Consider the math problem: "Lily received 3 cookies from her best friend yesterday and ate 5 for breakfast. Today, her friend gave her 3 more cookies. How many cookies does Lily have now?" Many large language models (LLMs) in previous research approach this problem by calculating the answer "1" using the equation "3 - 5 + 3." However, from a human perspective, we recognize the inherent flaw in this problem: Lily cannot eat 5 cookies if she initially only had 3. This discrepancy prompts a key question: Are current LLMs merely Blind Solver that apply mathematical operations without deeper reasoning, or can they function as Logical Thinker capable of identifying logical inconsistencies? To explore this question, we propose a benchmark dataset, FaultyMath, which includes faulty math problems of rich diversity: i) multiple mathematical categories, e.g., algebra, geometry, number theory, etc., ii) varying levels of difficulty, and iii) different origins of faultiness -- ranging from violations of common sense and ambiguous statements to mathematical contradictions and more. We evaluate a broad spectrum of LLMs, including open-source, closed-source, and math-specialized models, using FaultyMath across three dimensions: (i) How accurately can the models detect faulty math problems without being explicitly prompted to do so? (ii) When provided with hints -- either correct or misleading -- about the validity of the problems, to what extent do LLMs adapt to become reliable Logical Thinker? (iii) How trustworthy are the explanations generated by LLMs when they recognize a math problem as flawed? Through extensive experimentation and detailed analysis, our results demonstrate that existing LLMs largely function as Blind Solver and fall short of the reasoning capabilities required to perform as Logical Thinker.

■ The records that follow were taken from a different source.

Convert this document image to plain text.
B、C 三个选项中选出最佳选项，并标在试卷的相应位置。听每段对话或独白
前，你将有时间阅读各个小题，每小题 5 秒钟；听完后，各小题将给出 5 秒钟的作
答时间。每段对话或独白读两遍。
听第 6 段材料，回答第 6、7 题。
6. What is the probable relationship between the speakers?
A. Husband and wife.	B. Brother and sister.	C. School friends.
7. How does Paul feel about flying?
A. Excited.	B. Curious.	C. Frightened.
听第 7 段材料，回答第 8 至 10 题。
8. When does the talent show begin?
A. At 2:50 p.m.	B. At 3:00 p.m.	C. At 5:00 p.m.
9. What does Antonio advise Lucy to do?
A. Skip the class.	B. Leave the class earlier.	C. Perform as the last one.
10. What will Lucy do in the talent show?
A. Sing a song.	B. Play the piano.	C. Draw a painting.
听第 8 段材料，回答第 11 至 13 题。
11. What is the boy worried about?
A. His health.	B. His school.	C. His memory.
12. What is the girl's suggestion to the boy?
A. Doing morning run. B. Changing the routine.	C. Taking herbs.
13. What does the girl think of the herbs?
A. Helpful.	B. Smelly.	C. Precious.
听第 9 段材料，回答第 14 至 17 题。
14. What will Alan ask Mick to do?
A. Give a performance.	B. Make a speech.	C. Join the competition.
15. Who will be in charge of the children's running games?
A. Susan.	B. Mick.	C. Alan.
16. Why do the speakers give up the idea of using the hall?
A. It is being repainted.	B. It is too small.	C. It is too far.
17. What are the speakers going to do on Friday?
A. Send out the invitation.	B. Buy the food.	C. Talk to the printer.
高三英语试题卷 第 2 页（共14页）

翻译：考虑以下数学问题："莉莉昨天从她最好的朋友那里收到了3块饼干，早餐吃了5块。今天，她的朋友又给了她3块饼干。莉莉现在有多少块饼干？" 先前研究中的许多大语言模型（LLMs）通过计算"3 - 5 + 3"得出答案"1"。然而，从人类视角来看，我们认识到这个问题存在内在缺陷：如果莉莉最初只有3块饼干，她不可能吃掉5块。这种差异引出了一个关键问题：当前的大语言模型仅仅是应用数学运算而不进行深度推理的"盲解者"，还是能够识别逻辑不一致性的"逻辑思考者"？为探究此问题，我们提出了一个基准数据集FaultyMath，其中包含多样化的缺陷数学问题：i) 涵盖多个数学类别，如代数、几何、数论等；ii) 具有不同难度级别；以及iii) 缺陷来源各异——从违反常识和表述模糊，到数学矛盾等。我们使用FaultyMath从三个维度评估了广泛的大语言模型，包括开源、闭源和数学专用模型：(i) 在未明确提示的情况下，模型检测缺陷数学问题的准确度如何？(ii) 当提供关于问题有效性的提示（无论是正确还是误导性提示）时，大语言模型在多大程度上能适应成为可靠的"逻辑思考者"？(iii) 当大语言模型识别出数学问题存在缺陷时，其生成的解释可信度如何？通过大量实验和详细分析，我们的结果表明，现有的大语言模型主要充当"盲解者"，尚未达到作为"逻辑思考者"所需的推理能力。